Varies according to the racial group. One study reported an incidence of 1:1,000 in Caucasians, 7:1,000 in Polynesians, and 0.5:1,000 in Japanese. Bilateral cases occur in 40%. The male-to-female ratio is approximately 2.5:1.
It is thought to be due to the action of a major gene with additional contribution of multifactorial inheritance. Autosomal dominant inheritance has been suggested.
In some cases, electron microscopy has shown some evidence of neurogenic muscle disease, suggesting an innervation defect.
Deformity of the talus with medial and plantar deviation of its neck.
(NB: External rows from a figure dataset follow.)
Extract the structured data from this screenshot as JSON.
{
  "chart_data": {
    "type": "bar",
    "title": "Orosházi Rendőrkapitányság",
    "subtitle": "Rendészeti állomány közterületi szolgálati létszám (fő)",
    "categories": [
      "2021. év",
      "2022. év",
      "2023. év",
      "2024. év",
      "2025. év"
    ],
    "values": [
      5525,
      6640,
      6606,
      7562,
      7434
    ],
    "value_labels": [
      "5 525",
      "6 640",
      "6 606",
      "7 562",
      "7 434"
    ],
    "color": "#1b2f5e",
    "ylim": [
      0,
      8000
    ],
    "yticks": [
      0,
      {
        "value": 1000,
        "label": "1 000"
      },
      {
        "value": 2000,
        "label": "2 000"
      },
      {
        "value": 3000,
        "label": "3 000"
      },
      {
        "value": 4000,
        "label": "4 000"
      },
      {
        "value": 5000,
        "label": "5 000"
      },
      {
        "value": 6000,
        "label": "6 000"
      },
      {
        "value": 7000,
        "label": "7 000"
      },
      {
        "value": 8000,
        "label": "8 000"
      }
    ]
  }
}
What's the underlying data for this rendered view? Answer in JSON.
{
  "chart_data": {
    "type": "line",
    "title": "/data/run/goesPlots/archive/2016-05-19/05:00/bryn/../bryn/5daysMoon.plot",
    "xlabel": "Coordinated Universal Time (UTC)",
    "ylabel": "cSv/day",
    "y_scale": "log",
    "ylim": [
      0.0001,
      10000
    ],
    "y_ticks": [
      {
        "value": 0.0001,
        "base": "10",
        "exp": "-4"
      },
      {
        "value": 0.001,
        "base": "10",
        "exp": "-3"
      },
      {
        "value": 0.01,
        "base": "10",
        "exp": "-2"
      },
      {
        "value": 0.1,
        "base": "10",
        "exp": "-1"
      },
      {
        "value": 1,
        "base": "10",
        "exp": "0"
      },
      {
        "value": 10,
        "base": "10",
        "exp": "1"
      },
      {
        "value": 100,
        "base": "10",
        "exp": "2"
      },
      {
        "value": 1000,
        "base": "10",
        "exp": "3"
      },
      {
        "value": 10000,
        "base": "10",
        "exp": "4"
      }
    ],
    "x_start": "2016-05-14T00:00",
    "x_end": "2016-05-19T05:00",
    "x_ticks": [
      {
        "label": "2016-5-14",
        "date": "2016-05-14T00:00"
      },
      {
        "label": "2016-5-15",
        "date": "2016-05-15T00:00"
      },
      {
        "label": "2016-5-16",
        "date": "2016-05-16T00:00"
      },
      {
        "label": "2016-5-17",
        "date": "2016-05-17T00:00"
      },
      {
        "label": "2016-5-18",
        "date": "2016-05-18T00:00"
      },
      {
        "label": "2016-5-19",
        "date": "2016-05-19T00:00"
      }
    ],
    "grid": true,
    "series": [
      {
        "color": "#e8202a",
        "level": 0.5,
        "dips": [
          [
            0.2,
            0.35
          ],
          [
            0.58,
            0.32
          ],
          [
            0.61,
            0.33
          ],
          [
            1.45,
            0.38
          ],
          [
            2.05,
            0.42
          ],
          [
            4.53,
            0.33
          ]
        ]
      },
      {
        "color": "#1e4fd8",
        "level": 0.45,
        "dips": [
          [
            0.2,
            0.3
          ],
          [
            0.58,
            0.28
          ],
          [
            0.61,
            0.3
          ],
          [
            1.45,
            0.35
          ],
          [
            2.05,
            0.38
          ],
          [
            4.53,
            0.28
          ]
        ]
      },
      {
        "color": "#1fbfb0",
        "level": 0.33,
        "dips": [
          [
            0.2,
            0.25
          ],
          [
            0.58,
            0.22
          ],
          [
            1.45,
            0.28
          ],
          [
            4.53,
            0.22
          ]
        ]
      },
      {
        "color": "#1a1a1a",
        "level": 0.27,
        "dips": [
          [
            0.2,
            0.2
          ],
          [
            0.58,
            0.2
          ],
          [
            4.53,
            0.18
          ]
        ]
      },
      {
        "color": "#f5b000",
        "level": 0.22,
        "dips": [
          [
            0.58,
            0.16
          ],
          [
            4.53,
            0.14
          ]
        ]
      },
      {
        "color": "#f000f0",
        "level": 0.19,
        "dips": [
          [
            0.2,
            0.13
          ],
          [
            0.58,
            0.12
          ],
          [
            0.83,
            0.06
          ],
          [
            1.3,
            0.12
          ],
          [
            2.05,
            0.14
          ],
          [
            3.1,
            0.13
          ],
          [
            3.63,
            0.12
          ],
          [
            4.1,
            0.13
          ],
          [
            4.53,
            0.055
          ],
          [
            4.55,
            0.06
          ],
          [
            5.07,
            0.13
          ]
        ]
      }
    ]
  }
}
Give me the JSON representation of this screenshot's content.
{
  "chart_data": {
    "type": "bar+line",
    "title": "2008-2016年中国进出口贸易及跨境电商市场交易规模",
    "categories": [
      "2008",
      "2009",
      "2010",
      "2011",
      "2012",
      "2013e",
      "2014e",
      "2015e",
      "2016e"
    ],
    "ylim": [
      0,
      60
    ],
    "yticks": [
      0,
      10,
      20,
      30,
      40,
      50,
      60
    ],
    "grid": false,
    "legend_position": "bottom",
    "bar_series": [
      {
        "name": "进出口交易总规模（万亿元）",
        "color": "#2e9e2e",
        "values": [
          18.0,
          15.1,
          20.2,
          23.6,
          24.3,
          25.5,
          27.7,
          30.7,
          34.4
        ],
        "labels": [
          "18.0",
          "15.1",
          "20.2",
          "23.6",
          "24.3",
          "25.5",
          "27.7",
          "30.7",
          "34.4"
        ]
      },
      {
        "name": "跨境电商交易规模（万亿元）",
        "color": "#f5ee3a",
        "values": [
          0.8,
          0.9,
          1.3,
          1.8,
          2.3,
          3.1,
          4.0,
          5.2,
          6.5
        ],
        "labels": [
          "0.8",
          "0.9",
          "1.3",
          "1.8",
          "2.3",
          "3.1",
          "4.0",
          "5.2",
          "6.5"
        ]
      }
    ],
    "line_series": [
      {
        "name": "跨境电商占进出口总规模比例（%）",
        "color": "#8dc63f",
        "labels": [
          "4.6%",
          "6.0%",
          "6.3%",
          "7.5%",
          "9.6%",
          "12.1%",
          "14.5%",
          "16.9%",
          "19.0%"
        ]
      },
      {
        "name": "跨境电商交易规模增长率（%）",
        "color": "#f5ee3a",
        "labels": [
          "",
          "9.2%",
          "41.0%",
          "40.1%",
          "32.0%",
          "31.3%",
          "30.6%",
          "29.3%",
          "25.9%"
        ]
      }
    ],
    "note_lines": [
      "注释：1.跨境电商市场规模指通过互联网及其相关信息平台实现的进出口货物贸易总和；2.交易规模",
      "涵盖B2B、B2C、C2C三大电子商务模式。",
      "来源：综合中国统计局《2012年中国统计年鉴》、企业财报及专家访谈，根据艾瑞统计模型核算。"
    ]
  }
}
The ankle joint mortise is normal, and foot deviation follows the talar neck deformity.
Medial and plantar deviation of one or both feet (pes adductus, equinovarus, supinatus) can be diagnosed by ultrasound in utero. Postnatally, radiographic evaluation requires weight-bearing or simulated weight-bearing anteroposterior and lateral radiographs of the foot. The talus deformity consists of hypoplasia with plantar and medial deviation of the shortened talar neck with lateral rotation in the ankle mortise. Radiographs show medial subluxation of the navicular bone, which articulates with the medial aspect of the talus neck. Medial subluxation of the cuboid bone on the calcaneus head results in medial midfoot displacement. Additional findings include shortening and contractures of ligaments and joint capsules around the ankle mortise, and contracted and hypoplastic calf muscles.
Precautions before anesthesia
Search for evidence of coexistent diseases, such as Myelomeningocele, ☞Chondrodysplasia Punctata, ☞Arthrogryposis Multiplex Congenita, ☞Neurofibromatosis Generalisata, and others. If clubfoot is an isolated finding, routine preoperative assessment is considered adequate.
Anesthesia may be performed with general, regional, or combined techniques. A regional anesthesia approach may be preferred in the presence of a myopathy. Combined neurologic, electromyographic, and muscle biopsy studies show myopathic changes in up to 70% of clubfoot patients (type I fiber predominance in 24% of patients, nonspecific congenital myopathy in 24%, congenital myotonic dystrophy in 12%, mild spinal muscular atrophy in 5%, and mild congenital muscular dystrophy in 5%). This high rate of myopathic changes suggests regional anesthesia techniques may be preferred to prevent possible problems related to malignant hyperthermia and/or rhabdomyolysis and exaggerated hyperkalemia.
It has been recommended that MH-triggering drugs should best be avoided in patients with clubfeet. Due to the high rate of (often subclinical) myopathy, nondepolarizing neuromuscular blockers should be used with peripheral nerve stimulator guidance.